03 · Systems in production

Automation fleet

Scheduled headless Claude Code jobs: LinkedIn drafting and replies for four brands, blog pipelines, executive briefings, KPI reporting from plant HMI screenshots, health checks on all of it.
68 active jobs · 10,000+ logged runs
launchd · Claude Code · Playwright

Estimating tool

Self-serve estimating app for an industrial equipment builder. Historical estimates extracted from OneDrive into comparables and a line-item cost database.
608 estimates indexed, 2015 to 2026
Python · Node · Vercel

BD pipeline platform

Real-time deal dashboard with live financial models and proposal, deck, and proforma generation. The sales side of the house runs on it.
Live in production since March
Alpine.js · Vercel · Redis

Marketing platforms

Four production websites with automated content pipelines, plus a gated team portal with SSO, review workflow, and CRM lead capture.
4 sites · 300+ combined commits
Next.js 15 · Postgres · HubSpot

Life Caddie iOS

Personal life-ops app for golf, kitchen, and briefings with push notifications. Backend on a Mac behind Tailscale, supervised by the fleet.
3 launchd services: api, health, backup
SwiftUI · Node · APNs

Autonomous build loops

Scheduled jobs whose only duty is improving the other tools: overnight buildout and polish passes that ship reviewed commits by morning.
340+ build-loop runs logged
launchd · Claude Code · git

04 · The other half

Before any of this I was the opposite of a software person. Licensed mechanical P.E. in North Carolina and South Carolina, HVAC design on pharmaceutical cleanrooms, then capital equipment sales, roughly $3M in revenue in 18 months. Today I am VP of business development at a carbon capture company: I took an industrial CO2 plant from construction to beverage-grade qualified production, and I carry the offtake LOI book. The fleet exists because I needed leverage, not because I needed a hobby.

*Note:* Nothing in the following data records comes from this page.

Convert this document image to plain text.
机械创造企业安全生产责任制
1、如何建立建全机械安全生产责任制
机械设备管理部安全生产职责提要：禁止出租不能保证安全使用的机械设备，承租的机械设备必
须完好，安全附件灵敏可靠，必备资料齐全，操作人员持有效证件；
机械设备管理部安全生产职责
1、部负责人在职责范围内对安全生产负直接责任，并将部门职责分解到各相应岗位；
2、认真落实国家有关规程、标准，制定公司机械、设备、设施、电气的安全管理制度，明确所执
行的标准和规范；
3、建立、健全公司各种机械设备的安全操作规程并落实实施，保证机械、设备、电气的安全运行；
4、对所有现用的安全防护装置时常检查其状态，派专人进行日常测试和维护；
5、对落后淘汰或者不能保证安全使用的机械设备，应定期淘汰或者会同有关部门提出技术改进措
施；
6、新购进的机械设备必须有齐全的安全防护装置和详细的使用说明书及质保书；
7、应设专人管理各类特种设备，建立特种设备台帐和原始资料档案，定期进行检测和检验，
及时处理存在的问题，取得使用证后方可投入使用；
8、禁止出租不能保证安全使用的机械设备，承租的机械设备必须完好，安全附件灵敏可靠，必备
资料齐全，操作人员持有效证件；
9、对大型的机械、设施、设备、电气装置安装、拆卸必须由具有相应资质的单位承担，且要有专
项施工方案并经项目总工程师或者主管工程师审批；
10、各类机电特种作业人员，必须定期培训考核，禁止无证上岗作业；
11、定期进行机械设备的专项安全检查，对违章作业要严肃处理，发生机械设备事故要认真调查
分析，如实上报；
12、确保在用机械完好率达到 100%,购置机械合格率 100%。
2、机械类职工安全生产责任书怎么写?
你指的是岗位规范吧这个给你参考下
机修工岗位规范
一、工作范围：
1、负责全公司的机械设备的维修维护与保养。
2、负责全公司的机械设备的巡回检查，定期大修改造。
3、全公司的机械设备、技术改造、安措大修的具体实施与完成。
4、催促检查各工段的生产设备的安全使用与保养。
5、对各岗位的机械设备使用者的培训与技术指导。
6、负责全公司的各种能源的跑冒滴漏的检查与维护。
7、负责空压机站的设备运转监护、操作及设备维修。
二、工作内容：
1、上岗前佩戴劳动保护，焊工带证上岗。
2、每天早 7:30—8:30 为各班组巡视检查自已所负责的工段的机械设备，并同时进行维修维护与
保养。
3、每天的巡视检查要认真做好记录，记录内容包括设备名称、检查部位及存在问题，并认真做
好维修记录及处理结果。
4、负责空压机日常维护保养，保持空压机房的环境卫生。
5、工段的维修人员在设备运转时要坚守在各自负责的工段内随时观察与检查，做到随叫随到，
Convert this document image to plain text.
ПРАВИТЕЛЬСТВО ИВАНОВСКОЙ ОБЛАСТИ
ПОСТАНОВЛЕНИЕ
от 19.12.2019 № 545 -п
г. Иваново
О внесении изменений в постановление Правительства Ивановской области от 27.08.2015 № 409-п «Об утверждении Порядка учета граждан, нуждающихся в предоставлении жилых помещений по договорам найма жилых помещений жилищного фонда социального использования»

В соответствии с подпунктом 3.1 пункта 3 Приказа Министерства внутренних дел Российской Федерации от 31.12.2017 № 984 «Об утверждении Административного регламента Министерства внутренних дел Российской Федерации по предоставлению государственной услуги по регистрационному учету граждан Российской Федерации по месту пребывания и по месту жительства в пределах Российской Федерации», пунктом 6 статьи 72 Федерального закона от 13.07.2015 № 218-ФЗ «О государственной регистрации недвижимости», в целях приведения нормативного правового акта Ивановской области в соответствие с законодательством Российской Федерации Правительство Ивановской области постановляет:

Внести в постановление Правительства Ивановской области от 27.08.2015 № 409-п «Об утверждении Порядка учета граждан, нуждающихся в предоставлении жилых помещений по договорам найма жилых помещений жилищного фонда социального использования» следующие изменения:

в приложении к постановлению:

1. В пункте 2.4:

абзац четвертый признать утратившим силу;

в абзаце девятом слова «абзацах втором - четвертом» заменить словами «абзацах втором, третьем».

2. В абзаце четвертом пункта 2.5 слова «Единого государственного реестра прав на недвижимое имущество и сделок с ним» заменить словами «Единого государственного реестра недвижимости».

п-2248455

Small teams are home. In my day job I am the BD lead, the plant-startup engineer, and the toolsmith, usually in the same afternoon.

What I bring is the pairing: I can build the AI employee, and I can also sit across from the client who is buying it, scope it in their language, and close. I know what a cabinetry shop's estimator actually worries about, because I have been an estimator and I have sold to them.

I want to help build Charleston AI.

Building and delivering client AIs, teaching the classes, closing the accounts, or all three. I live in Point Hope, a few minutes from Jessen Lane, and the fleet is live any day you want to see it run.